While facing this judiciary system, armed groups – Jabhat
al-Nusra, Ahrar al-Sham, Suqur al-Sham and al-Tawhid – have established their
own court in the early months of 2012, the Legal Committee (haî’at
ash-sharî‘a), thus avoiding to submit to the authority of a third instance. A
difference with the United Court is that the Legal Committee has its own police
force, limited to 200 men sent by the armed groups, and sets up check points in
the city. Until the summer of 2013, the tribunal refused the application of a written
code, as it considered that religious competence would insure a more precise
application of Islamic jurisprudence. It also imposes a religious control, such
as the headscarf for women and the strict following of fasting during the
Ramadan month. The Legal Committee is also implied in the city’s management by
creating competing services for electricity provision, education and medical
care. Finally, by taking over first the administration of Aleppo’s mosques,
which had been neglected by the municipality, the Legal Committee was able to
control most of the city’s mosques.
The competition between both institutions did not lead to armed
confrontation, but the tensions are obvious. The Legal Committee is accusing
the members of the civilian administration of being bad Muslims, a strong
argument in a time of Jihad, while the institutions attached to the Coalition
consider their rivals incompetent. Last August, the men from the Legal
Committee thus encircled the United Court for one day, until they were forced
to retreat by the Free Syrian Army combatants closely related to the civil
institutions. Even though, the members from both administrations have to
communicate regularly to manage the city and face the armed groups. An
agreement between the two competing projects would not be impossible if the
Legal Committee was to align its procedures on those of the United Court, and
if the municipality was to Islamize its discourse.

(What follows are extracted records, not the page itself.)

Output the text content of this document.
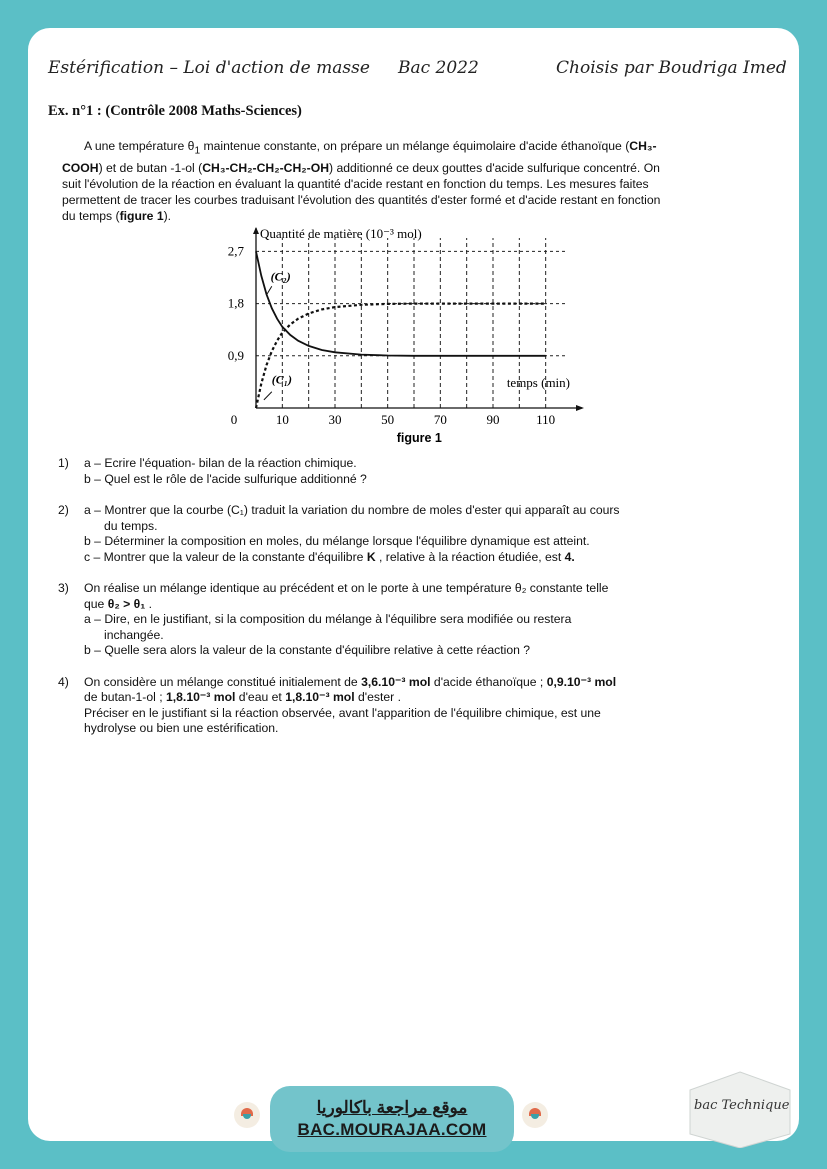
Estérification – Loi d'action de masse Bac 2022	Choisis par Boudriga Imed
Ex. n°1 : (Contrôle 2008 Maths-Sciences)

A une température $\theta_1$ maintenue constante, on prépare un mélange équimolaire d'acide éthanoïque (CH₃-COOH) et de butan -1-ol (CH₃-CH₂-CH₂-CH₂-OH) additionné ce deux gouttes d'acide sulfurique concentré. On suit l'évolution de la réaction en évaluant la quantité d'acide restant en fonction du temps. Les mesures faites permettent de tracer les courbes traduisant l'évolution des quantités d'ester formé et d'acide restant en fonction du temps (figure 1).

10	30	50	70	90	110
0
0,9
1,8
2,7
Quantité de matière (10⁻³ mol)
temps (min)
(C₂)
(C₁)
figure 1
1) a – Ecrire l'équation- bilan de la réaction chimique.
b – Quel est le rôle de l'acide sulfurique additionné ?
2) a – Montrer que la courbe (C₁) traduit la variation du nombre de moles d'ester qui apparaît au cours
du temps.
b – Déterminer la composition en moles, du mélange lorsque l'équilibre dynamique est atteint.
c – Montrer que la valeur de la constante d'équilibre K , relative à la réaction étudiée, est 4.
3) On réalise un mélange identique au précédent et on le porte à une température θ₂ constante telle
que θ₂ > θ₁ .
a – Dire, en le justifiant, si la composition du mélange à l'équilibre sera modifiée ou restera
inchangée.
b – Quelle sera alors la valeur de la constante d'équilibre relative à cette réaction ?
4) On considère un mélange constitué initialement de 3,6.10⁻³ mol d'acide éthanoïque ; 0,9.10⁻³ mol
de butan-1-ol ; 1,8.10⁻³ mol d'eau et 1,8.10⁻³ mol d'ester .
Préciser en le justifiant si la réaction observée, avant l'apparition de l'équilibre chimique, est une
hydrolyse ou bien une estérification.
موقع مراجعة باكالوريا
BAC.MOURAJAA.COM
bac Technique
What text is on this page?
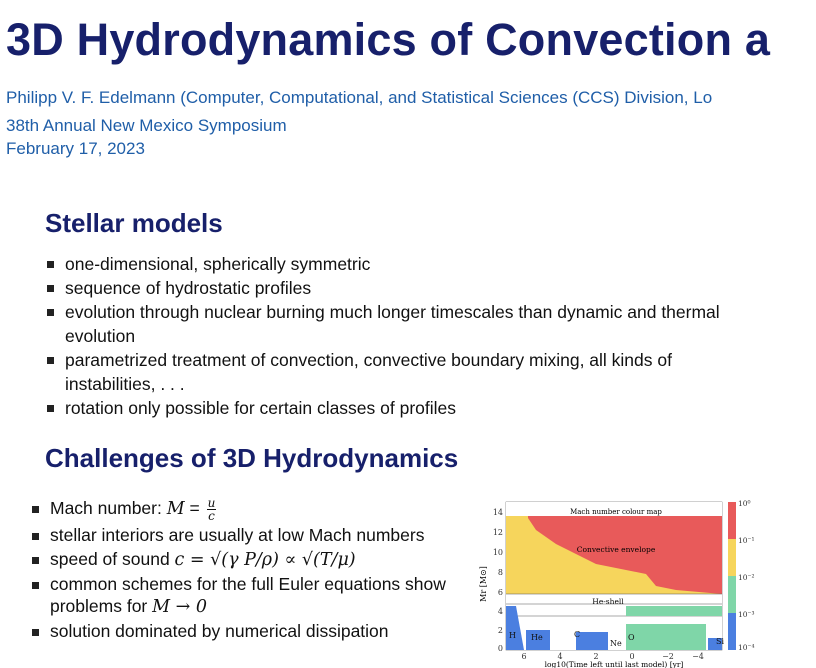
3D Hydrodynamics of Convection a
Philipp V. F. Edelmann (Computer, Computational, and Statistical Sciences (CCS) Division, Lo
38th Annual New Mexico Symposium
February 17, 2023
Stellar models
one-dimensional, spherically symmetric
sequence of hydrostatic profiles
evolution through nuclear burning much longer timescales than dynamic and thermal evolution
parametrized treatment of convection, convective boundary mixing, all kinds of instabilities, . . .
rotation only possible for certain classes of profiles
Challenges of 3D Hydrodynamics
Mach number: $M = \frac{u}{c}$
stellar interiors are usually at low Mach numbers
speed of sound c = √(γ P/ρ) ∝ √(T/μ)
common schemes for the full Euler equations show problems for M → 0
solution dominated by numerical dissipation
Mach number colour map
Convective envelope
He-shell
H He	C	O
Ne	Si
14
12
10
8
6
4
2
0
Mr [M⊙]
6	4	2	0	−2 −4
log10(Time left until last model) [yr]
10⁰
10⁻¹
10⁻²
10⁻³
10⁻⁴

In the meantime, the civilian administration is facing the ISIL,
which is refusing this institutional game and is directly threatening its
existence. This group, affiliated to Al Qaeda, was formed in April 2013 from
the fusion of the Islamic State of Iraq (ad-dawla al-islâmîyya fî-l-‘irâq), the
Iraqi branch of the movement, and a section of Jabhat al-Nusra, notably the
foreign fighters engaged in Syria. In Syria, Al Qaeda is engaging in a process
of controlling directly territories. This is a relatively new strategy for the
movement, the premises of which were visible in its Yemeni branch – when it
occupied the South of the country – and Sahel branch in Northern Mali. Like in
most of Northern Syria, the ISIL is progressively taking over the control of
strategic places around Aleppo, and is more and more involved in the management
of populations. A part of the administrative services of the Legal Committee
joined the ISIL in April – at the same time as certain fighters from Jabhat
al-Nusra – under the title of Islamic Administration (idâra islâmîyya), but
this phenomenon remains rather embryonic.
The rocketing increase in power of the ISIL these last months
has profoundly transformed the political dynamics in Northern Syria. The
pragmatic collaboration between groups with sometimes opposed ideologies, but
united against the regime, has led to a direct confrontation that could hinder
the vulnerable and fragile civilian institutions. The way that, in Raqqa, Azaz,
Manbij or Tall Abiad, the ISIL eliminated the members of local administrations
and now rule over the cities of Al-Dana or Saluq, demonstrates the risk
weighing over Aleppo’s administration. Since last summer, the United States and
the European Union started providing support for Aleppo’s police force, but
many more resources are necessary to the survival of the functioning civilian
institutions in the rebel-held territories.